Ruki memasukan suap demi suap nasi ke dalam mulutnya. Dia satu-satunya orang yang duduk di meja makan malam ini, dengan Nimo setia berdiri tidak jauh darinya. Ini bukan pertama kalinya Ruki makan seorang diri. Saat Uruha keluyuran sampai larut malam bahkan sampai pagi, Ruki selalu dalam keaadaan seperti sekarang ini. Tapi sekarang Uruha tidak sedang bermain atau melakukan kegiatannya di luar. Hanya saja, di luar hujan dengan sedikit kilatan-kilatan cahaya kadang muncul.

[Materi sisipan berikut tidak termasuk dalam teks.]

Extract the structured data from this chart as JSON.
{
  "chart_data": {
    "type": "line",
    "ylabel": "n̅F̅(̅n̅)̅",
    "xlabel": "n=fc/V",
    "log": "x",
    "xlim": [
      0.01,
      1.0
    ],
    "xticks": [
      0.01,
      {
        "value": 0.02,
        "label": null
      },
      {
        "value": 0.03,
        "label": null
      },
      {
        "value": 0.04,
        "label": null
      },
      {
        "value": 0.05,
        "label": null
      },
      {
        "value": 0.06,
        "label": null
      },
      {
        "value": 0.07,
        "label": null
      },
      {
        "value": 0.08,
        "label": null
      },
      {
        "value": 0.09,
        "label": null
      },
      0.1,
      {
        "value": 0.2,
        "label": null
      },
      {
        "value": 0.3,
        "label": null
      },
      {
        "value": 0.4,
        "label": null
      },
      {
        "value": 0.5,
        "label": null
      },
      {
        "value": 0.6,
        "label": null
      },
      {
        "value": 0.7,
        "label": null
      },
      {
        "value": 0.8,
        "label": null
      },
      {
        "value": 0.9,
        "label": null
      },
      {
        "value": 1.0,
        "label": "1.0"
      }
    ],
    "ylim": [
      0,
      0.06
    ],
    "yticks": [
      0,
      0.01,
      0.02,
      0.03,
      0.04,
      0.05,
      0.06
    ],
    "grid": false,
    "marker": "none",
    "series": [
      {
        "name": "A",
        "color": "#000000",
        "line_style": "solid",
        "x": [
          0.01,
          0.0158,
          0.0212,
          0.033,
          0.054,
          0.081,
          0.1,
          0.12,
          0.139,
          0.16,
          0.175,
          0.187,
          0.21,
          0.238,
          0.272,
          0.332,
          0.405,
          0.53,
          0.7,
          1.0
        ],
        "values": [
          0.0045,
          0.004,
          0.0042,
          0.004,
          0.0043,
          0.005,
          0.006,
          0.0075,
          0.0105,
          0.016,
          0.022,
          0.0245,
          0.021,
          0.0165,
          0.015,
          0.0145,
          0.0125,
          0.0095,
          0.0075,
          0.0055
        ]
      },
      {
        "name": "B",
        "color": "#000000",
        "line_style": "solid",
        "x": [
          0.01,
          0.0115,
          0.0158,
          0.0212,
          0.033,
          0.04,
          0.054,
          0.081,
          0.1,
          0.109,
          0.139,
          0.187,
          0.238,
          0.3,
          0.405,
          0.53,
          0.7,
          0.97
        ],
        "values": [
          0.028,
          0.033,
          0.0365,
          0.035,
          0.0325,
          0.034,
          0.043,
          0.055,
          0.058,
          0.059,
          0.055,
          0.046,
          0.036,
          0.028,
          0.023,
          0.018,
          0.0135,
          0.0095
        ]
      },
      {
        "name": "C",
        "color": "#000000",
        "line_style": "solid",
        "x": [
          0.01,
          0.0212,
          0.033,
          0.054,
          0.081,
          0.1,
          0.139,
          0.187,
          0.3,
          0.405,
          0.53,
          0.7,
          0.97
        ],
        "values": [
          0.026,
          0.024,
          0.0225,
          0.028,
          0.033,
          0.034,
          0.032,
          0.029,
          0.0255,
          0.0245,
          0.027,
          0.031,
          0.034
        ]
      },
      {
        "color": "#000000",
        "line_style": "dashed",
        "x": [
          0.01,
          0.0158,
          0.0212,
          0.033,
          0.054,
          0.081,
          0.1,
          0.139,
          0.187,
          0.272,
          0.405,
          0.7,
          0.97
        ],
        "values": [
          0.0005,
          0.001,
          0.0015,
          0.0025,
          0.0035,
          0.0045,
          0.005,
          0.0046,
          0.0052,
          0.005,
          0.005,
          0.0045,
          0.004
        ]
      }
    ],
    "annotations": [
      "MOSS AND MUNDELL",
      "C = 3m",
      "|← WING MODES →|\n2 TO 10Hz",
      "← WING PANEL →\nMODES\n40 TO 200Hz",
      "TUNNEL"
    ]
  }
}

Dan sepertinya Ruki mengerti dengan alasan Uruha tak ingin keluar dari kamarnya, begitupun Nimo. Ruki mengucapkan terimakasih atas makan malamnya yang enak sebelum ia berdiri dari kursi makannya.

“Jadi, Nimo-san sudah mengantarkan makan malam untuk Uruha?”

“Dua orang maid sudah mengantarkan makan malam untuk tuan muda Uruha.”

“Oh.” Ruki menganggukan kepalanya. “Kalau begitu aku permisi kembali ke kamar, Nimo-san.” Ruki sedikit membungkukan tubuhnya.

“Silahkan tuan muda.” Ucap Nimo tersenyum, “dan maaf jika saya lancang, tapi tolong berhenti berlaku terlalu sopan pada saya.” Bukan Nimo tidak menyukainya. Ia merasa tuan muda kecilnya itu sangat menggemaskan dengan semua tingkah canggung dan terlalu sopannya, tapi Nimo merasa tidak enak.

“Aa...Maaf.”

“Saya tidak mengatakan anda salah, jangan minta maaf.”

Ruki sedikit menggaruk belakang kepalanya sedikit cengir sebelum akhirnya kembali pamit pada Nimo dan meninggalkan ruang makan menuju kamarnya. Namun di perjalanan panjangnya menuju kamar, Ruki melihat dua orang maid berjalan berlawanan arah dengannya, dengan tray di masing-masing tangan mereka. Dan Ruki menebak, itu kedua maid yang bertugas mengantarkan makan malam untuk Uruha.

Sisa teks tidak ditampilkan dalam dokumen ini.